Internationale Börsen
Neuer Anstieg der Rohstoffpreise erwartet

Die Beruhigung an den internationalen Börsen hat am gestrigen Dienstag den Preisrutsch vieler Rohstoffe gestoppt. Die Verluste der Vortage konnten zum Teil wieder ausgeglichen werden. Das bestätigt die Meinung von Analysten, wonach der jüngste Kurseinbruch nur eine vorübergehende Korrektur war.

LONDON / DÜSSELDORF. Die Preise waren abgesackt, weil Marktteilnehmer eine Konjunktur-Schwäche in den USA und ein nachlassendes Wachstum in China fürchteten. Doch diese Sorgen waren übertrieben. „Anleger fürchten am meisten eine Abschwächung des Wirtschaftswachstums in China“, meint Kevin Norrish von Barclays Capital in London. Das Land zeichne inzwischen für immerhin ein Fünftel bis ein Viertel der Weltnachfrage nach Metallen verantwortlich. „Die Rohstoffstory war eine Chinastory und China wiederum eine Wachstumsstory“, sagt auch Eugen Weinberg, Rohstoffexperte der Commerzbank. Er ist aber zuversichtlich, dass das Wachstum in China anhalten wird: „Die Rohstoffstory insgesamt ist voll in Takt.“ Die jüngste Krise werde keine langfristigen Auswirkungen haben. Besonders bei den Basismetallen waren die Preise eingebrochen.
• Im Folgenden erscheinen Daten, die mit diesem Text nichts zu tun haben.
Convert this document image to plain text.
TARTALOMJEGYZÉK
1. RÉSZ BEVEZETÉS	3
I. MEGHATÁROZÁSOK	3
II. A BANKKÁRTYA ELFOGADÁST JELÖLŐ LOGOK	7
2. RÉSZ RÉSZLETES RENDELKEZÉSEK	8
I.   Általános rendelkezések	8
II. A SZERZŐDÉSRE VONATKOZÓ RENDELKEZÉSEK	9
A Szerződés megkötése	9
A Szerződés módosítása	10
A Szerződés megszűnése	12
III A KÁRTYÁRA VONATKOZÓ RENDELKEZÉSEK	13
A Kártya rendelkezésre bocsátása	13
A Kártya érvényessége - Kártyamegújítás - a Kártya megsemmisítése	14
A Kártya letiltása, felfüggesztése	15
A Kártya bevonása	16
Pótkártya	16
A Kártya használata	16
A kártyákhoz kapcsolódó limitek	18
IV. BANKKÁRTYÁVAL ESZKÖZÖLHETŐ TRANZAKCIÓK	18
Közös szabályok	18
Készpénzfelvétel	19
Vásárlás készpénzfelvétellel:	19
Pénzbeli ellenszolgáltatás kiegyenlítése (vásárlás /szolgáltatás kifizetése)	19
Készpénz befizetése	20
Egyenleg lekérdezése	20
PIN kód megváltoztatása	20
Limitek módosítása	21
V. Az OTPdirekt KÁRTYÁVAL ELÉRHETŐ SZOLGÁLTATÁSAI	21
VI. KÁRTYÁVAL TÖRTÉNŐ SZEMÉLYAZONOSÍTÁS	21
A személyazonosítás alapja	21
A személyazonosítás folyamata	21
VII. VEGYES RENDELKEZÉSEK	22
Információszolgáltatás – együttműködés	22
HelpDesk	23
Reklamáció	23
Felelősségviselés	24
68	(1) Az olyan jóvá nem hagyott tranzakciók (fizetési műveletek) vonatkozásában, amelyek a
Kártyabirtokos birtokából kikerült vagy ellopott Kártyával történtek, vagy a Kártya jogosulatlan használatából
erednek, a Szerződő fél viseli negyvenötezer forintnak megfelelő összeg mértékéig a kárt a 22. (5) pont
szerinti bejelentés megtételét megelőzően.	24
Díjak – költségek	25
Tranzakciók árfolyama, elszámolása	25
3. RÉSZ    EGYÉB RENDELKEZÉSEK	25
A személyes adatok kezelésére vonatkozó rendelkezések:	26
Die Rückschläge hätten an der knappen Versorgungslage nichts geändert, begründet Weinberg seinen Optimismus. An vielen Rohstoffmärkten könne das Angebot den Bedarf auch weiterhin nicht decken. Dies gelte besonders auch für die Agrarmärkte, wo die Preise zuletzt deutlich gestiegen sind. „Das Angebot kann nicht rechtzeitig ausgeweitet werden“, sagt der Commerzbank-Experte. Es dauere eben eine recht lange Zeit, bis neue Minen- und Ölfelder oder Anpflanzungen für zusätzliches Angebot sorgen könnten. Norrish zufolge muss China zurzeit obendrein seine Einfuhren von Kupfer drastisch steigern. Die Folge wäre eine weitere Verknappung.

Robin Bhar von der UBS in London empfiehlt seinen Kunden den Kauf kurzfristiger Kupfer-Kontrakte, da sich die Nachfrage bei dem Metall saisonbedingt dem jährlichen Höhepunkt nähere. „Und auch bei Zink könnte es über die nächsten Monate eng werden“, glaubt Bhar. Thomas Merath von der Credit Suisse sieht sogar Anzeichen für eine „Wiederbeschleunigung“ des Wirtschaftswachstums weltweit. Dies werde die Rohstoffpreise bald wieder steigen lassen. Positiv bewertet Merath auch den „deutlichen Abbau“ negativer spekulativer Positionen bei einer Reihe von Metallen an den Terminmärkten über die letzten Monate. Nach Angaben der Commodities Futures Trading Commission (CFTC) haben die Minusspekulationen bei Kupfer an den US-Märkten den niedrigsten Stand seit dem vergangenen Dezember erreicht.

Laut Norrish hat sich allerdings der Charakter der Rohstoffanlagen bei vielen Investoren inzwischen grundlegend gewandelt. Sie seien an längerfristigen Engagements interessiert. 55 Prozent der auf einer Konferenz von Barclays Capital befragten Großanleger sähen in Rohstoffanlagen nun eine „willkommene Diversifizierungsmöglichkeit“. Knapp ein Fünftel der Befragten hätten bereits mehr als zehn Prozent ihrer Mittel in diesem Bereich angelegt. Vor drei Jahren waren es weniger als halb so viele.